Sale of weapons and essential components of weapons. Blue Series Srl, in accordance with the Legislative Decree 104/2018 of 10 August 2018, published in the official gazette on 08/09/2018, which transposes Directive (EU) 2017/853 of the European Parliament and of the Council of 17 May 2017, amending Directive 91/477 / EEC of Council, relating to the control of the acquisition and possession of weapons, which entered into force on 14.06.2018, does not fall into the category “gunsmiths” and therefore cannot produce and / or trade weapons and / or essential components of weapons.
With the order confirmation, the Buyer represents and guarantees to the Seller that the goods subject to this transaction do not fall within the scope of the aforementioned legislation.

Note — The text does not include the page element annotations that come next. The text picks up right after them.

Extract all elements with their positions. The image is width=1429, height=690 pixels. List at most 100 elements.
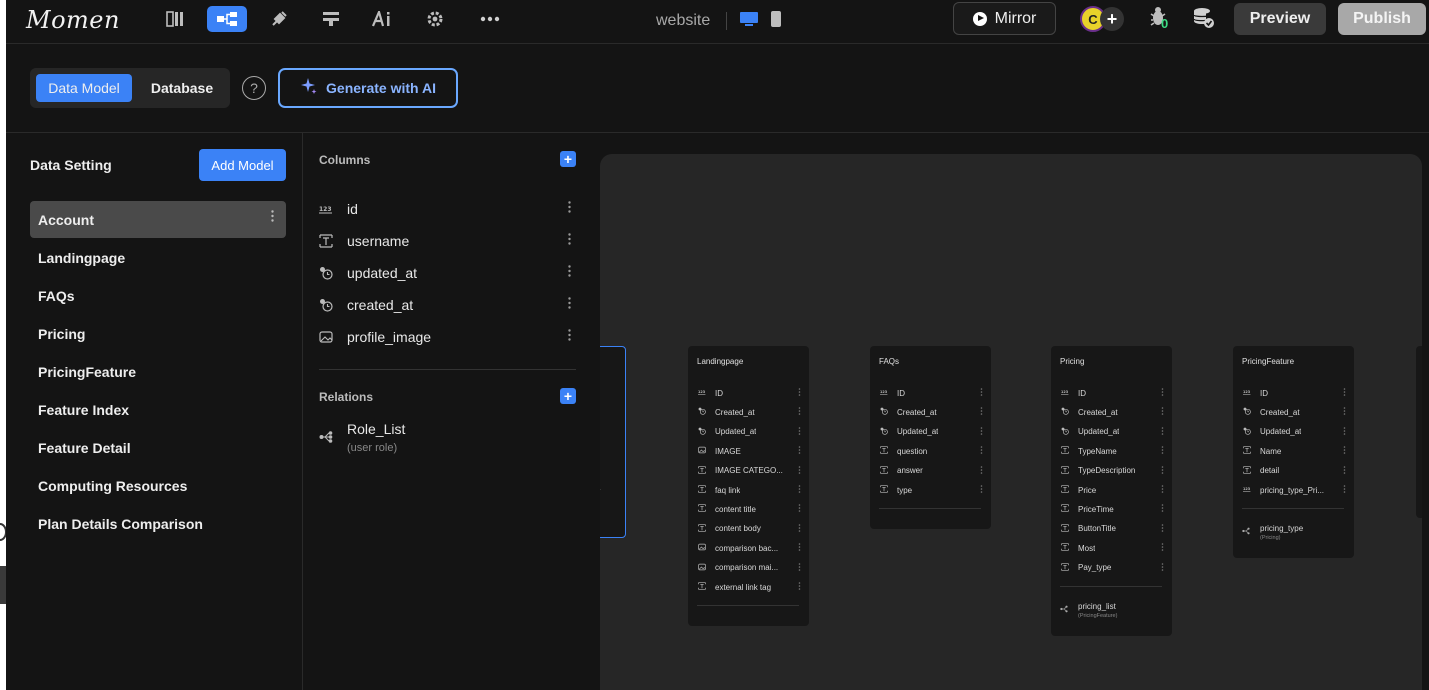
card-field-row[interactable]: 123 pricing_type_Pri...	[1242, 483, 1346, 497]
card-field-row[interactable]: Updated_at	[697, 425, 801, 439]
more-vertical-icon[interactable]	[798, 446, 801, 455]
card-field-row[interactable]: PriceTime	[1060, 502, 1164, 516]
add-collaborator-button[interactable]: +	[1100, 7, 1124, 31]
more-vertical-icon[interactable]	[980, 446, 983, 455]
data-model-icon[interactable]	[207, 6, 247, 32]
more-vertical-icon[interactable]	[798, 388, 801, 397]
publish-button[interactable]: Publish	[1338, 3, 1426, 35]
card-field-row[interactable]: IMAGE	[697, 444, 801, 458]
card-field-row[interactable]: content title	[697, 502, 801, 516]
column-row[interactable]: username	[319, 227, 579, 255]
more-vertical-icon[interactable]	[1161, 465, 1164, 475]
card-field-row[interactable]: IMAGE CATEGO...	[697, 464, 801, 478]
card-field-row[interactable]: external link tag	[697, 580, 801, 594]
card-field-row[interactable]: content body	[697, 522, 801, 536]
model-card[interactable]: Landingpage 123 ID Created_at Updated_at IMAG…	[688, 346, 809, 626]
more-vertical-icon[interactable]	[1161, 426, 1164, 436]
card-field-row[interactable]: Price	[1060, 483, 1164, 497]
more-vertical-icon[interactable]	[1161, 523, 1164, 533]
column-row[interactable]: 123 id	[319, 195, 579, 223]
column-row[interactable]: updated_at	[319, 259, 579, 287]
more-vertical-icon[interactable]	[798, 407, 801, 416]
more-vertical-icon[interactable]	[798, 426, 801, 436]
add-model-button[interactable]: Add Model	[199, 149, 286, 181]
card-field-row[interactable]: 123 ID	[1060, 386, 1164, 400]
model-item[interactable]: Account	[30, 201, 286, 238]
card-field-row[interactable]: Created_at	[879, 405, 983, 419]
debug-bug-icon[interactable]: 0	[1149, 6, 1173, 32]
more-vertical-icon[interactable]	[1343, 485, 1346, 494]
desktop-icon[interactable]	[739, 10, 759, 33]
more-vertical-icon[interactable]	[798, 543, 801, 552]
tab-data-model[interactable]: Data Model	[36, 74, 132, 102]
card-field-row[interactable]: 123 ID	[697, 386, 801, 400]
mobile-icon[interactable]	[770, 10, 782, 33]
more-vertical-icon[interactable]	[1343, 407, 1346, 416]
card-field-row[interactable]: ButtonTitle	[1060, 522, 1164, 536]
card-field-row[interactable]: 123 ID	[879, 386, 983, 400]
more-vertical-icon[interactable]	[980, 426, 983, 436]
more-vertical-icon[interactable]	[980, 465, 983, 475]
model-item[interactable]: Plan Details Comparison	[30, 505, 286, 542]
card-field-row[interactable]: detail	[1242, 464, 1346, 478]
more-vertical-icon[interactable]	[568, 233, 571, 245]
more-vertical-icon[interactable]	[1161, 446, 1164, 455]
more-vertical-icon[interactable]	[1161, 388, 1164, 397]
more-vertical-icon[interactable]	[1161, 543, 1164, 552]
more-vertical-icon[interactable]	[568, 265, 571, 277]
model-item[interactable]: Feature Index	[30, 391, 286, 428]
card-field-row[interactable]: Created_at	[697, 405, 801, 419]
more-vertical-icon[interactable]	[271, 210, 274, 222]
card-field-row[interactable]: Pay_type	[1060, 561, 1164, 575]
more-vertical-icon[interactable]	[798, 485, 801, 494]
pages-icon[interactable]	[156, 6, 196, 32]
card-field-row[interactable]: type	[879, 483, 983, 497]
add-relation-button[interactable]: +	[560, 388, 576, 404]
model-item[interactable]: PricingFeature	[30, 353, 286, 390]
help-icon[interactable]: ?	[242, 76, 266, 100]
more-vertical-icon[interactable]	[1161, 504, 1164, 513]
card-field-row[interactable]: faq link	[697, 483, 801, 497]
card-field-row[interactable]: TypeDescription	[1060, 464, 1164, 478]
preview-button[interactable]: Preview	[1234, 3, 1326, 35]
next-card-partial[interactable]	[1416, 346, 1422, 518]
more-vertical-icon[interactable]	[980, 407, 983, 416]
model-card[interactable]: FAQs 123 ID Created_at Updated_at question ans…	[870, 346, 991, 529]
card-field-row[interactable]: Updated_at	[1060, 425, 1164, 439]
momen-logo[interactable]: Momen	[26, 6, 120, 34]
more-vertical-icon[interactable]	[798, 582, 801, 591]
card-field-row[interactable]: comparison bac...	[697, 541, 801, 555]
more-vertical-icon[interactable]	[568, 297, 571, 309]
more-vertical-icon[interactable]	[1161, 485, 1164, 494]
add-column-button[interactable]: +	[560, 151, 576, 167]
model-item[interactable]: Pricing	[30, 315, 286, 352]
account-card-partial[interactable]	[600, 346, 626, 538]
more-vertical-icon[interactable]	[798, 465, 801, 475]
card-field-row[interactable]: answer	[879, 464, 983, 478]
card-field-row[interactable]: 123 ID	[1242, 386, 1346, 400]
column-row[interactable]: created_at	[319, 291, 579, 319]
model-card[interactable]: Pricing 123 ID Created_at Updated_at TypeName…	[1051, 346, 1172, 636]
more-vertical-icon[interactable]	[568, 201, 571, 213]
card-field-row[interactable]: Updated_at	[879, 425, 983, 439]
more-vertical-icon[interactable]	[568, 329, 571, 341]
database-sync-icon[interactable]	[1192, 6, 1218, 32]
diagram-canvas[interactable]: Landingpage 123 ID Created_at Updated_at IMAG…	[600, 154, 1422, 690]
column-row[interactable]: profile_image	[319, 323, 579, 351]
model-item[interactable]: Feature Detail	[30, 429, 286, 466]
more-vertical-icon[interactable]	[1161, 562, 1164, 572]
card-field-row[interactable]: question	[879, 444, 983, 458]
more-icon[interactable]	[470, 6, 510, 32]
card-field-row[interactable]: Name	[1242, 444, 1346, 458]
model-item[interactable]: Landingpage	[30, 239, 286, 276]
card-field-row[interactable]: TypeName	[1060, 444, 1164, 458]
mirror-button[interactable]: Mirror	[953, 2, 1056, 35]
more-vertical-icon[interactable]	[1161, 407, 1164, 416]
tab-database[interactable]: Database	[138, 74, 226, 102]
settings-gear-icon[interactable]	[415, 6, 455, 32]
ai-icon[interactable]	[363, 6, 403, 32]
card-field-row[interactable]: comparison mai...	[697, 561, 801, 575]
more-vertical-icon[interactable]	[1343, 465, 1346, 475]
more-vertical-icon[interactable]	[1343, 388, 1346, 397]
more-vertical-icon[interactable]	[980, 485, 983, 494]
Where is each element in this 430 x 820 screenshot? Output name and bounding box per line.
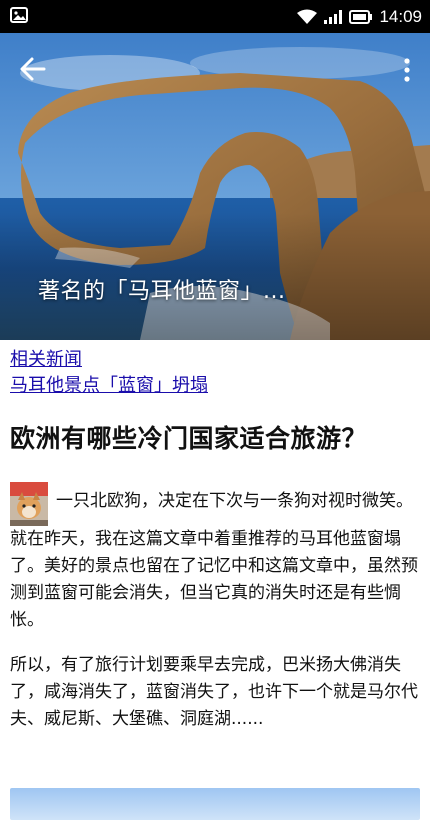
related-links: 相关新闻 马耳他景点「蓝窗」坍塌: [10, 347, 208, 399]
image-notification-icon: [10, 7, 28, 23]
signal-icon: [324, 9, 343, 24]
article-body: 一只北欧狗，决定在下次与一条狗对视时微笑。 就在昨天，我在这篇文章中着重推荐的马…: [10, 480, 420, 751]
article-image: [10, 788, 420, 820]
status-icons: 14:09: [297, 0, 422, 33]
related-news-link[interactable]: 相关新闻: [10, 347, 208, 373]
author-line: 一只北欧狗，决定在下次与一条狗对视时微笑。: [10, 480, 420, 526]
author-avatar[interactable]: [10, 482, 48, 526]
author-bio: 一只北欧狗，决定在下次与一条狗对视时微笑。: [56, 491, 413, 511]
headline-link[interactable]: 马耳他景点「蓝窗」坍塌: [10, 373, 208, 399]
paragraph: 就在昨天，我在这篇文章中着重推荐的马耳他蓝窗塌了。美好的景点也留在了记忆中和这篇…: [10, 529, 418, 630]
status-bar: 14:09: [0, 0, 430, 33]
wifi-icon: [297, 9, 318, 24]
more-vert-icon[interactable]: [402, 57, 412, 83]
battery-icon: [349, 9, 373, 24]
clock: 14:09: [379, 6, 422, 26]
article-title: 欧洲有哪些冷门国家适合旅游？: [10, 424, 368, 453]
hero-caption: 著名的「马耳他蓝窗」...: [38, 279, 286, 304]
paragraph: 所以，有了旅行计划要乘早去完成，巴米扬大佛消失了，咸海消失了，蓝窗消失了，也许下…: [10, 655, 418, 729]
hero-image[interactable]: 著名的「马耳他蓝窗」...: [0, 33, 430, 340]
back-arrow-icon[interactable]: [18, 55, 48, 83]
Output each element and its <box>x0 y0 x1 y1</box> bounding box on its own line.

Tools. The Seller may not use the customer’s tools or software in the production of goods for any other customer of the Seller without the express consent of the Buyer. As is customary in this section, “customer tools or software” means tools or software developed specifically for the Buyer and for which the Buyer is charged a separate fee by the Seller.
Current law; Jurisdiction. The rights and obligations of the Seller and the Buyer relating to this contract are governed by Italian law (without regard to principles of conflict of laws). The United Nations Convention on Contracts for the International Sale of Goods does not apply to this transaction. Any cause, action or other legal proceeding deriving from this transaction or related to it must be judged in the court of Ascoli Piceno. The Seller and the Buyer accept the jurisdiction of such court for any cause, action or proceeding and waive any objection that may arise from assigning the jurisdiction of such suit, action or proceeding to any of these courts and any request that such cause , action or proceeding is assigned to a non-competent court.